Richard Eisenbarth, FCSI, has worked on an array of projects throughout his career with Cini•Little. Here, a look at three: a new culinary institute, a hotel renovation and a corporate office space.
New Orleans Culinary & Hospitality Institute, New Orleans
The main cooking lab and bakery are just two components of this culinary school. The 93,000-square-foot facility includes 5 dedicated teaching kitchens, a cafe and bar open to the public, plus event spaces and rooftop terrace. One unique aspect of this project was the involvement of the North American Association of Food Equipment Manufacturers, which coordinated sponsorship of equipment donations.

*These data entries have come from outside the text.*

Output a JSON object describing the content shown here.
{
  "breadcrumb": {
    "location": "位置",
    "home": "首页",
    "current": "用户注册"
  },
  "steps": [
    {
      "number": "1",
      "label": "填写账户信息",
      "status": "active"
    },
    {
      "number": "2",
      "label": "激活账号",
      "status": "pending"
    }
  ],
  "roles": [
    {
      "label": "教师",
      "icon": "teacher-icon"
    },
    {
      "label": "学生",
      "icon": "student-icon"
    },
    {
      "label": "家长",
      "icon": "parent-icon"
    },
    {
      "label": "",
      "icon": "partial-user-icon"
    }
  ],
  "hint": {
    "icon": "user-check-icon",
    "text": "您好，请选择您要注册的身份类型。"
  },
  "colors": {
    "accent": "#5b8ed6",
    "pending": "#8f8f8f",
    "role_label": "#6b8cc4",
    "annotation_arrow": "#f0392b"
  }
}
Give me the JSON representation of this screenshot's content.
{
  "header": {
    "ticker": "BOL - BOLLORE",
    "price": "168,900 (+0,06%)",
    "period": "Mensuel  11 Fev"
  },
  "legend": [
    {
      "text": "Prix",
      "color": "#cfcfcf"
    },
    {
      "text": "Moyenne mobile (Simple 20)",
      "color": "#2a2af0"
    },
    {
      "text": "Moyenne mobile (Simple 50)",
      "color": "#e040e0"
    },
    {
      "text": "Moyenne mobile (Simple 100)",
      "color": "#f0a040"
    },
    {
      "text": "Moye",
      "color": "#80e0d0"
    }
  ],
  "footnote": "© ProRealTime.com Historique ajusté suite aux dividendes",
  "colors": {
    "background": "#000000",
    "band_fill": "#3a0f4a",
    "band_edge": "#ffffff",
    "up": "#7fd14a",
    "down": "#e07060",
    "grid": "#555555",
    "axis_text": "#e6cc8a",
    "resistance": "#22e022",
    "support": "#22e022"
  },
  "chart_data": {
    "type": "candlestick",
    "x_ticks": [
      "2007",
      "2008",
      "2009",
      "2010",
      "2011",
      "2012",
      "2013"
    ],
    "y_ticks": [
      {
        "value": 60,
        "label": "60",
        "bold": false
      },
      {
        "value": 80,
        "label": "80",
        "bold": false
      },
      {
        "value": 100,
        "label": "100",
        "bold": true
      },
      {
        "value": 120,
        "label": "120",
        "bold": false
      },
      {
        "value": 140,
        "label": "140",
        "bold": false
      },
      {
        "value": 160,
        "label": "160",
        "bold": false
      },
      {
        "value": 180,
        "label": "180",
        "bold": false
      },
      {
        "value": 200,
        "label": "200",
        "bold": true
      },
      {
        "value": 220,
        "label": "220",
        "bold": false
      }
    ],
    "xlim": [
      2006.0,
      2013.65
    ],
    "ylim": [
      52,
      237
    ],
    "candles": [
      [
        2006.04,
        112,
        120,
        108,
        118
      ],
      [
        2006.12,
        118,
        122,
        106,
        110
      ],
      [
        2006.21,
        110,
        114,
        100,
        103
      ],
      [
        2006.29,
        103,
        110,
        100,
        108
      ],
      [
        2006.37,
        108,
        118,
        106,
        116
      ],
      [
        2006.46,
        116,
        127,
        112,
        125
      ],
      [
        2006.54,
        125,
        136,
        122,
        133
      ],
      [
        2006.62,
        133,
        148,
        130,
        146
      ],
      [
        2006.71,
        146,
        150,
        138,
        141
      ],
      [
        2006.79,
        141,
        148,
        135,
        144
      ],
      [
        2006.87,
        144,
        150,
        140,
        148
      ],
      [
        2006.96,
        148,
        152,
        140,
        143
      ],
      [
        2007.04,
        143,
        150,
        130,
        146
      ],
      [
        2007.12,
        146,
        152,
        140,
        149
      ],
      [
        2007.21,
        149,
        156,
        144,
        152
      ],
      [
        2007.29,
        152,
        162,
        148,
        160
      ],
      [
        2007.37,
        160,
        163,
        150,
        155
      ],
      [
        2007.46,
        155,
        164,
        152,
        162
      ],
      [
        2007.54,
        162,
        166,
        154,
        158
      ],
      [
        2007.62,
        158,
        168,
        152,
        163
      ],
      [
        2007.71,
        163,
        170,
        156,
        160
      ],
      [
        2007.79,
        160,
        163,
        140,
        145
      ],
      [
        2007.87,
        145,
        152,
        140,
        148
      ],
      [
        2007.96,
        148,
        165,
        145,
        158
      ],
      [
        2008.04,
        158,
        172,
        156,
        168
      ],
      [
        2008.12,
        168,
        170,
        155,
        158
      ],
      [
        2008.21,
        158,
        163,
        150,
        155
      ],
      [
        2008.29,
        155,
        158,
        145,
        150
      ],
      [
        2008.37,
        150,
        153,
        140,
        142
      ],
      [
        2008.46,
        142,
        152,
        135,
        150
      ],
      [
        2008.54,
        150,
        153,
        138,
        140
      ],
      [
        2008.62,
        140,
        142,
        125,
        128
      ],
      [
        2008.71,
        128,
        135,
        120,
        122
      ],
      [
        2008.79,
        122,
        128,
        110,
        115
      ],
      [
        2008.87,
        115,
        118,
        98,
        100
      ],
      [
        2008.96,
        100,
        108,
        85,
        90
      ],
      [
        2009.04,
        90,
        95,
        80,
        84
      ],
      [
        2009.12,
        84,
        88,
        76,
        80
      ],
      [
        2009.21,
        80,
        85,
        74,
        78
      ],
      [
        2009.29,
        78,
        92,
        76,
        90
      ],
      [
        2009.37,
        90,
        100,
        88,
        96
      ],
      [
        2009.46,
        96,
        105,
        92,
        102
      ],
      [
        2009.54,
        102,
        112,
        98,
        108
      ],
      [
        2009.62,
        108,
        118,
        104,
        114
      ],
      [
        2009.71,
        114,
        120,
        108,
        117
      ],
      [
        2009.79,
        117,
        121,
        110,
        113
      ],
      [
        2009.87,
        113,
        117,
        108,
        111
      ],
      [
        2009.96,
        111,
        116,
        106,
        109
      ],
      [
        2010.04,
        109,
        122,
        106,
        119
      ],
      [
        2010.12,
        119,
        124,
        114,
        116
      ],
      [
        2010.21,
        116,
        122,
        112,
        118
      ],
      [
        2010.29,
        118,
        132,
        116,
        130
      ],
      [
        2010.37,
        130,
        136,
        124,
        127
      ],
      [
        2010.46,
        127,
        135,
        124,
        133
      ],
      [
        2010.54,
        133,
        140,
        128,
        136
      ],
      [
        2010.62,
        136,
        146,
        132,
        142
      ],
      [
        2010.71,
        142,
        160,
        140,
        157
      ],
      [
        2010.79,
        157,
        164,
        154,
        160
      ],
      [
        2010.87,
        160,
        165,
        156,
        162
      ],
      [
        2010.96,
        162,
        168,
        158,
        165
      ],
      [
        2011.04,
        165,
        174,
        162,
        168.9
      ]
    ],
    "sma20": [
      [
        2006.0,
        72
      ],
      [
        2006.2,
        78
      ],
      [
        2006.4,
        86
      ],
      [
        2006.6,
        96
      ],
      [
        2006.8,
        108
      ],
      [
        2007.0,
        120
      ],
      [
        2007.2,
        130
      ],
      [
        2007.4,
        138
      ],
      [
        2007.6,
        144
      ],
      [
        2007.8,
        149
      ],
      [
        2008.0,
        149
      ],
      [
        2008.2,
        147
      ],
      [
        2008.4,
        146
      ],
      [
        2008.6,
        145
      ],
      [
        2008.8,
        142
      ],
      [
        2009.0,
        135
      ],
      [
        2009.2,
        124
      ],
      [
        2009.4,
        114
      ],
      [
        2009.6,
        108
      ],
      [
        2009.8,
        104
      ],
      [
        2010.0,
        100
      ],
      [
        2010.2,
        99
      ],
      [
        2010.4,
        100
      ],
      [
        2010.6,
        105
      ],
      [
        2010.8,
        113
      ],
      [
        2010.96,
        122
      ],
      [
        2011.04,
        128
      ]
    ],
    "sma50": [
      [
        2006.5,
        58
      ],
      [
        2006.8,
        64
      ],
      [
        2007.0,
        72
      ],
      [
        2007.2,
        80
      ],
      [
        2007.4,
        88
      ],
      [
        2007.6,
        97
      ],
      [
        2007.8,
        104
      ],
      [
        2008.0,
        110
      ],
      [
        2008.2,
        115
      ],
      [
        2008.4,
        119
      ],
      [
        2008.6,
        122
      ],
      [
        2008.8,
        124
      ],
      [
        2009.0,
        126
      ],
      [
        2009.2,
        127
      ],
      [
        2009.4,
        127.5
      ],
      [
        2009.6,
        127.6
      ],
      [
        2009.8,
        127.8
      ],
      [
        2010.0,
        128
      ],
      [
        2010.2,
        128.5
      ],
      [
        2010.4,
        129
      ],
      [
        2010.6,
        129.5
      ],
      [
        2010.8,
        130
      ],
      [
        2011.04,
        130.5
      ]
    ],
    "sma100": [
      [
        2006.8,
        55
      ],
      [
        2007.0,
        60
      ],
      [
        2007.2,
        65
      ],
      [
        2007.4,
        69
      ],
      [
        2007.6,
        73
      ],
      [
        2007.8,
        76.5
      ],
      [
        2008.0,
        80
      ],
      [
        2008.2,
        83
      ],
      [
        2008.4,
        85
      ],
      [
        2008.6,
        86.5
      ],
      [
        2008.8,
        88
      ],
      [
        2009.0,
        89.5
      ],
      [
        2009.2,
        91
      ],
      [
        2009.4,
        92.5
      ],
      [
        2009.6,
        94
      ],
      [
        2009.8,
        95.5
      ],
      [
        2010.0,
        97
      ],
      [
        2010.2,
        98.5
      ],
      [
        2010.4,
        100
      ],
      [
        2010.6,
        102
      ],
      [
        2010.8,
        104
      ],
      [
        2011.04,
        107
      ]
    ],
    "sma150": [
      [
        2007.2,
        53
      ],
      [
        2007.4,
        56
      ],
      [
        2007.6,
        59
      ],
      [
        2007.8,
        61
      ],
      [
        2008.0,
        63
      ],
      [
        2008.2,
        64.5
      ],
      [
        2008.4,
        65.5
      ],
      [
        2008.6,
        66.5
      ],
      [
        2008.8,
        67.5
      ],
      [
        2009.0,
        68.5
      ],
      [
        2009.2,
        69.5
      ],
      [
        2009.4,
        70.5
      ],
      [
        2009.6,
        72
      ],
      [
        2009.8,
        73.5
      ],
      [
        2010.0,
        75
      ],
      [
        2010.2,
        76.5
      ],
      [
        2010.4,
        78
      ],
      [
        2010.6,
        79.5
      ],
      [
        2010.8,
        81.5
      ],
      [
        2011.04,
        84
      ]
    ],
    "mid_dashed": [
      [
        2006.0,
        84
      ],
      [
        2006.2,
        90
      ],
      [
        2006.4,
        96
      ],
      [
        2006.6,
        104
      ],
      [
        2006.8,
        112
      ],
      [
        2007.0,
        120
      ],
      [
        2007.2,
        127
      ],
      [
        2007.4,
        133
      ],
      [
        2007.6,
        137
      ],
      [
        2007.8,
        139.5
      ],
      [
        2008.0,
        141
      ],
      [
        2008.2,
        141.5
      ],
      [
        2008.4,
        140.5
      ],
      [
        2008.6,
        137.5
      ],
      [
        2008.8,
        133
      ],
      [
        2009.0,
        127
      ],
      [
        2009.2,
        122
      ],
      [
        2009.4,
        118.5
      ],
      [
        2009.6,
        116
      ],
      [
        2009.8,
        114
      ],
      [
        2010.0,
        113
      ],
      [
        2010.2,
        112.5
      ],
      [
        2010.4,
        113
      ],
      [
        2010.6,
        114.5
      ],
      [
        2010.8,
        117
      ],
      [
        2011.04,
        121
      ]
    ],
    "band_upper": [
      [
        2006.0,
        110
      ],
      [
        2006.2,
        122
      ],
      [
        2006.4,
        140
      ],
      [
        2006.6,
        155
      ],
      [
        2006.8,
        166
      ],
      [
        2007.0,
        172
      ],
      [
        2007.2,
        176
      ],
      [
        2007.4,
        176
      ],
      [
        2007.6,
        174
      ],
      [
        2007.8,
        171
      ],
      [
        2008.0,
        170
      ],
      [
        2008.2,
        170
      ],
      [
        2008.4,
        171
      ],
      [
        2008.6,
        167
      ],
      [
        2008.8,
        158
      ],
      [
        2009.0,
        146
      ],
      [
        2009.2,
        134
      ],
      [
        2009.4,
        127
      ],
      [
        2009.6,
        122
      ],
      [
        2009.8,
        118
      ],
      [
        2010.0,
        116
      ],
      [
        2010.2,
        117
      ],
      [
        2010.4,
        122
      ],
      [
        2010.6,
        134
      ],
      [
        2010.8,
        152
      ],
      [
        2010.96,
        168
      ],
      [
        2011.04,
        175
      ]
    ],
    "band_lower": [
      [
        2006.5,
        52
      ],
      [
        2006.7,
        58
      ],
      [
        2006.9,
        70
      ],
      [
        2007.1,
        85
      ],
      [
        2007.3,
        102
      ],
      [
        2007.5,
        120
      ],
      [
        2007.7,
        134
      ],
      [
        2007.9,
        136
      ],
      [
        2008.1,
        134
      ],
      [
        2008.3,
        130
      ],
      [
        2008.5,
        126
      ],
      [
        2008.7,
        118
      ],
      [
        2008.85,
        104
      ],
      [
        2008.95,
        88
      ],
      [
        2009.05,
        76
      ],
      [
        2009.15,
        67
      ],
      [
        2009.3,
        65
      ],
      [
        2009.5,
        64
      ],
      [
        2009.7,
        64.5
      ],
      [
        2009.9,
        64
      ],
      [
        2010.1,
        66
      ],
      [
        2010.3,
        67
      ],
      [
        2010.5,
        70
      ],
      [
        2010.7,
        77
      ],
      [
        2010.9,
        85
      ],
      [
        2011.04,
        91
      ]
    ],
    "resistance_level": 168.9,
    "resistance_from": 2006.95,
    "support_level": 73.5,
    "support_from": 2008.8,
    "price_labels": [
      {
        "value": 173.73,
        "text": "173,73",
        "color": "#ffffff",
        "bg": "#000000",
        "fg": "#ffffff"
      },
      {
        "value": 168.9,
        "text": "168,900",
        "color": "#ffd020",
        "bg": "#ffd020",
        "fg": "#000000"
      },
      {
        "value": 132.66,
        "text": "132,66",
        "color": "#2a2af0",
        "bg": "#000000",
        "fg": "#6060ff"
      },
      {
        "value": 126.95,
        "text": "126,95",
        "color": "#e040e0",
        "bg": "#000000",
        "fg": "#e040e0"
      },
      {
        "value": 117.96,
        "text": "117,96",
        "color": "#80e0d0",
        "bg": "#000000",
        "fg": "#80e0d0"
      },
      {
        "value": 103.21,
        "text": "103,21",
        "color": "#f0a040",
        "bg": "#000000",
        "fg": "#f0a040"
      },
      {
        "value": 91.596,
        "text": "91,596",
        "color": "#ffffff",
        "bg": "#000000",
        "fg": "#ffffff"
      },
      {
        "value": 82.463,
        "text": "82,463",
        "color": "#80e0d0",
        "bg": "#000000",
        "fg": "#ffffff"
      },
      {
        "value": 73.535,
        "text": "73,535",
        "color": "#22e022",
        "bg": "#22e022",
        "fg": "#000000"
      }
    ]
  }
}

Hamilton Princess Beach Club, Bermuda
This multitiered, three-year renovation project touched multiple spaces at the hotel. The bar transformation went from “a dark and dismal environment to an open and airy one,” says Eisenbarth. “The open space with the glass allows guests a view of the bay.”
Comcast Technology and Innovation Center, Philadelphia
Two unique aspects of this corporate office space include a coffee/bar area (below left) and what’s dubbed as the Main Marketplace (below right). Eisenbarth especially likes the herb-garden window boxes by the Marketplace. “They warm up the whole feel of the space,” he says. The corporate office houses different local restaurant concepts in this space. The bar setup transitions from a coffee concept to traditional bar service during on-site functions, which can include producers and directors visiting the building for screenings and/or to pitch ideas.